Sementara itu, Kepala Urusan Tata Usaha (KTU) UPTD-PSAR, Zulkarnain Rifai menambahkan ada dua jenis target pelayanan sosial yang dilakukan dalam panti sosial tersebut.

Pertama, pelayanan sosial terhadap anak yatim, piatu, yatim piatu, dan remaja putus sekolah dari keluarga tidak mampu yang biasanya disebut anak asuh. Kedua, pelayanan sosial terhadap remaja peserta bimbingan mental, sosial, dan pelatihan keterampilan,

“Mereka ini selama empat bulan akan dibekali keterampilan,” ujar Zulkarnain.

Dalam memberikan pelayanan kepada anak yatim, piatu, yatim piatu, dan remaja putus sekolah dari keluarga tidak mampu terdapat sejumlah kriteria yang harus dipenuhi.

“Baik Laki-laki atau perempuan, berusia 7–18 tahun, anak yatim, piatu, yatim piatu dan terlantar, anak yang keluarganya tidak mampu secara ekonomi dalam waktu relatif lama tidak mampu melaksanakan fungsinya secara wajar, anak yang keluarganya terdaftar dalam Data Terpadu Kesejahteraan Sosial (DTKS), keluarga anak tidak memberikan pengasuhan memadai sekalipun dengan dukungan yang sesuai, mengabaikan dan/atau melepaskan tanggungjawab terhadap anaknya, anak yang keluarganya mengalami perpecahan, anak tidak memiliki keluarga atau keberadaan keluarga tidak diketahui, anak yang menjadi korban kekerasan, perlakuan salah, penelantaran atau eksploitasi, dan anak yang terpisah dari keluarga karena Bencana baik konflik sosial maupun korban bencana alam,” jelasnya.

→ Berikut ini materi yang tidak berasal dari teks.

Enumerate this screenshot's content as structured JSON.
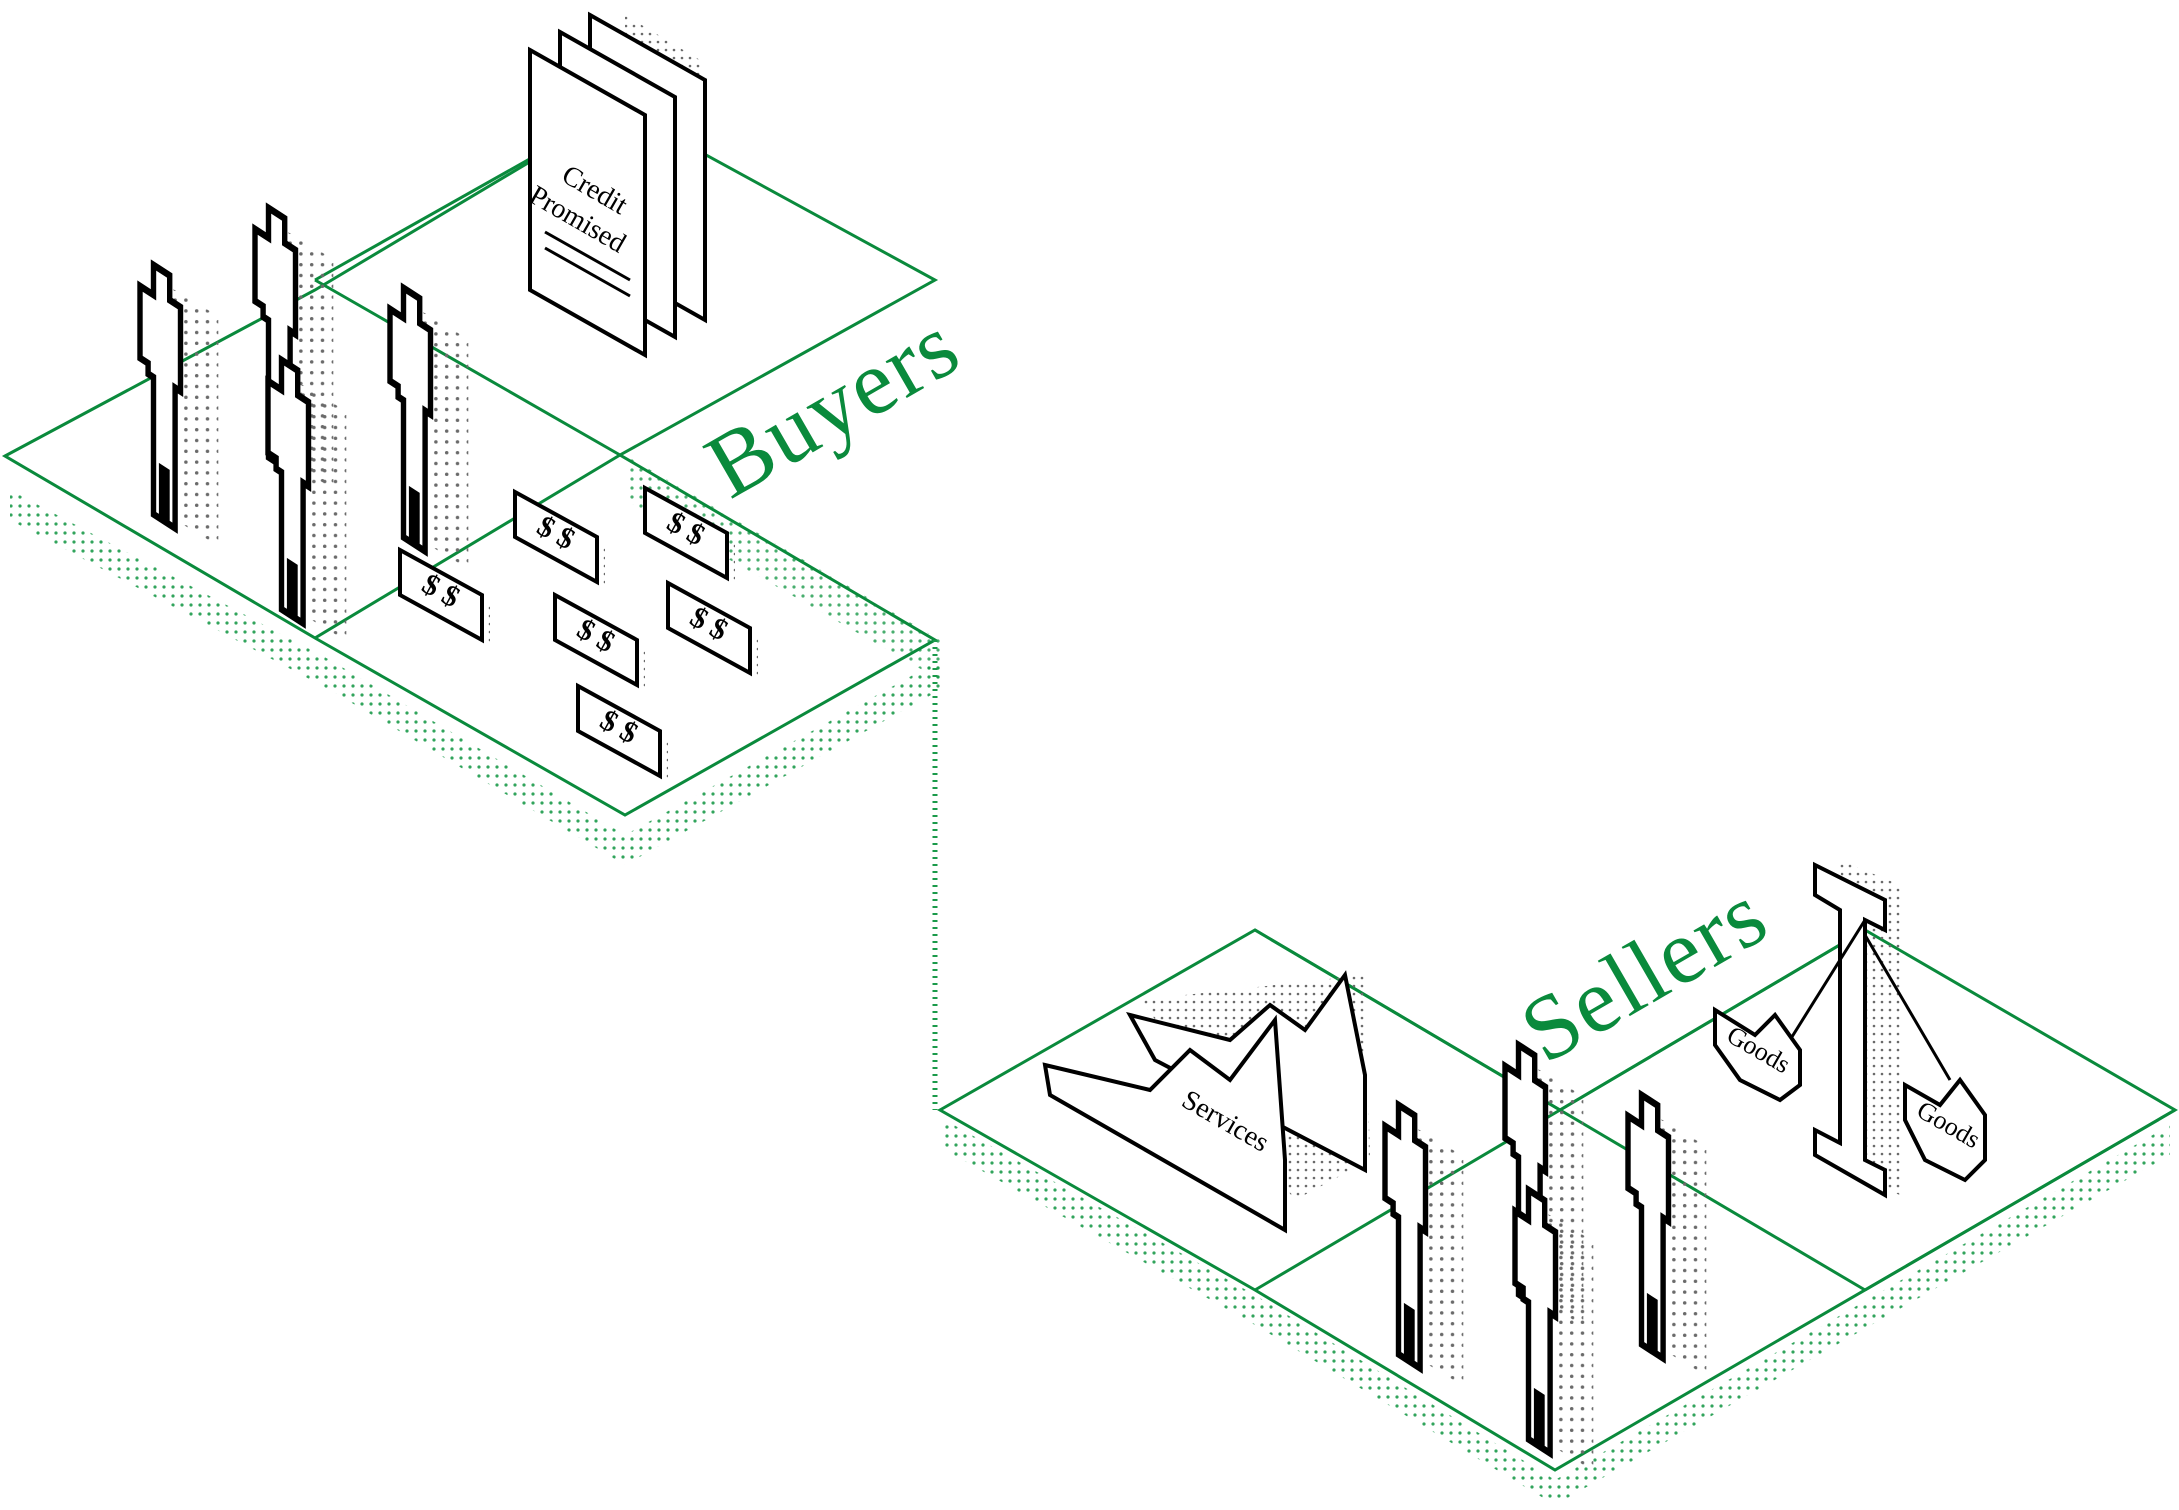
{
  "labels": {
    "buyers": "Buyers",
    "sellers": "Sellers",
    "credit_line1": "Credit",
    "credit_line2": "Promised",
    "dollar_bill": "$ $",
    "services": "Services",
    "goods": "Goods"
  },
  "colors": {
    "accent_green": "#0a8a3c",
    "dot_green": "#1a9a4a",
    "outline": "#000000"
  }
}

Sedangkan untuk pelayanan sosial terhadap remaja peserta bimbingan mental, sosial, dan pelatihan keterampilan pun ada kriterianya.

“Diantaranya, laki-laki atau perempuan, umur 17 sampai 22 tahun, berasal dari keluarga tidak mampu atau miskin serta terdaftar dalam DTKS, tamat atau putus sekolah SMP dan SMA/SMK, belum menikah, tidak sedang bekerja, berbadan sehat, tidak sedang mengidap penyakit kronis atau menular, serta tidak dalam proses hukum akibat tindak pidana atau perdata,” pungkasnya.

Adapun jangkauan pelayanan PSAR ini kata Zulkarnain, berasal dari kabupaten/kota se-Sultra seperti Kabupaten Konawe, Konawe Selatan, Konawe Utara, Kolaka, Kolaka Utara, Buton, Buton Utara, Muna, Wakatobi, Bombana, Kota Kendari, dan Baubau.